And yet, i ask myself: What needs to be done? I am not ready to give up. I cannot give up, in part because, well, i would consider that highly unethical.
One thing is clear: We need to wake each other up out of our collective slumber. Business, life as usual cannot continue if we want to switch to something that is ultimately sustainable. We also need to repair the damage, so we need to regenerate the soil, clean the water, restore our connections.
Every system has a leverage point that causes the system to change. What are the leverage points of this hyperindustrial supercapitalism? I am considering two candidates: Couplemania and cultural trauma, though there are more (cheap energy is another one), plus we are dealing with interlinked systems, so we probably won’t find one leverage point that will change everything.
Couplemania has not driven our behavior forever. Stephanie Coontz shows its emergence in the mid-1800 and its economic feasibility not until the 1950s. Taking a sociological look at heart-break, Eva Illouz comes to a similar conclusion: Our obsession with coupling is decidedly modern. Couplemania reinforces (at least) two things: Isolation and over-identification with the self. The sphere of connections has shrunk with couplemania – we no longer nourish friendships as much as we used to; we don’t sublet parts of our house to get additional income; and we spend lots of time inside in front of the TV. All of this combines to an increased isolation of the couple (or the nuclear family). And, as Illouz argues, our very identities are now dependent on the coupled relationship. Based on her analysis, i would argue that our focus on our self has increased quite a bit in our modern world, especially since we now have the “freedom” to create our selves (Illouz also shows convincingly that we don’t really enjoy freedom… I plan to write at least one blog post about her fascinating book!). As long as we remain obsessed with the self, we remain stuck in the delusion of separation from others.

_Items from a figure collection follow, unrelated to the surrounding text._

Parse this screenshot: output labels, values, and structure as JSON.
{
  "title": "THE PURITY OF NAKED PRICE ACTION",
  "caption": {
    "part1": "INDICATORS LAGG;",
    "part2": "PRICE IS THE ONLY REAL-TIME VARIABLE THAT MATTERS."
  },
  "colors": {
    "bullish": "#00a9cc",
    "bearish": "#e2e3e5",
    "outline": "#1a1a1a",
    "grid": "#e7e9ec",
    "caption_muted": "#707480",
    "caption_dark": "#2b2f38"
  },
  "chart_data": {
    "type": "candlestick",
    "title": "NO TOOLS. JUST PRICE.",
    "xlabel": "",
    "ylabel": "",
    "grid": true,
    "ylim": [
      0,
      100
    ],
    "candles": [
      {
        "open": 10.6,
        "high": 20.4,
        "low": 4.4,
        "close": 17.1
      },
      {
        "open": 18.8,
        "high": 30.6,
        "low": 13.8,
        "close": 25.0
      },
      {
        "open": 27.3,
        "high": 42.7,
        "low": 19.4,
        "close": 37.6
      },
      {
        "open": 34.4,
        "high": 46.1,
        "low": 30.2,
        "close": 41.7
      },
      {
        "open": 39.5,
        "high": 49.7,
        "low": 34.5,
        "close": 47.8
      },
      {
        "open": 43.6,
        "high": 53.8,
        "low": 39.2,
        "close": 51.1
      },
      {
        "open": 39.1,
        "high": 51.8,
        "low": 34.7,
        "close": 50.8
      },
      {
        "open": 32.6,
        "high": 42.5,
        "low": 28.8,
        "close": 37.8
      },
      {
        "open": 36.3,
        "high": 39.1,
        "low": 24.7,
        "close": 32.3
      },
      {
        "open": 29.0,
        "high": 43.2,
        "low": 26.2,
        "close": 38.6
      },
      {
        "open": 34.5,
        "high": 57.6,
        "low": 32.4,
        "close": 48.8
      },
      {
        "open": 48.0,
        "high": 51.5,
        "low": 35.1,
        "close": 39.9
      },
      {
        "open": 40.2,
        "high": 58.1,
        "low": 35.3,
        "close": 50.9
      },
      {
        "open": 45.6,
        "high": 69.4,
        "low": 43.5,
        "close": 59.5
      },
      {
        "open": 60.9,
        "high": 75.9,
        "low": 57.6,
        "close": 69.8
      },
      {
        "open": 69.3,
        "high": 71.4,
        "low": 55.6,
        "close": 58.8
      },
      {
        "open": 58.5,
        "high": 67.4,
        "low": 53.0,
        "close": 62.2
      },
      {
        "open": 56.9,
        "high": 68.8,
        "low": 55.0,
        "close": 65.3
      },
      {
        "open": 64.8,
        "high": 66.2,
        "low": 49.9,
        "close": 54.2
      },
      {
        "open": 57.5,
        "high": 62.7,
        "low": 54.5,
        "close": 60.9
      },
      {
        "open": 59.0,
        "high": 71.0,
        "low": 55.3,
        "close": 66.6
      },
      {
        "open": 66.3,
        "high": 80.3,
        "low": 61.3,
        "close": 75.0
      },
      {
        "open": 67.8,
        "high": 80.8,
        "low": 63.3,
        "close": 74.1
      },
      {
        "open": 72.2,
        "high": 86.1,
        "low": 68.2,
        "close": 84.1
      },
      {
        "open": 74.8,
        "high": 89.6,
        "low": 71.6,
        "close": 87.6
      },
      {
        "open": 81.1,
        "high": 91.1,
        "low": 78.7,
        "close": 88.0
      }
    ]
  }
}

This then is one form of cultural trauma: Culture teaches us that there is a self that we can create, sell, and manage as if it is some fixed, never changing entity. We learn all sorts of ways of maintaining this illusion, from coupling to conspicuous consumption. Other culture trauma keeps us stuck, too. Not having a job is seen as a sign of failure (not as an opportunity). Living in a small space similarly marks us as someone who hasn’t “made it.” We have internalized these messages and often remain unaware of them. They keep us stuck in the status quo, prevent us from changing.
Ultimately, we need to change our behavior. Well, those of us who are fully aware of how dire our situation is, need to sound the alarm in such a way that it motivates behavioral change. Fundamental changes. Not buying green. Stop buying. Not switching to driving a greener car. Stop driving. Things like that. Changing the system at its core rather than making small personal changes that ultimately ignore the larger systemic picture. And that’s where i draw a blank for i can’t even get myself to implement the changes i so long for. Since more than a year i’ve been yearning to live in community. Have i moved? No, i haven’t even moved out of overpriced San Francisco. I seem to have to reach a high pain threshold. Or maybe i need to give up hope – hope that something will magically change and things will be better ever after. And musing on hope i, too, will leave for a future post.
So, what needs to be done? Fundamental changes need to happen if we as a species can have a chance of surviving. And on a more personal level, what needs to be done? Well, i want to figure out how we can motivate ourselves to make these fundamental, systemic changes – starting with myself.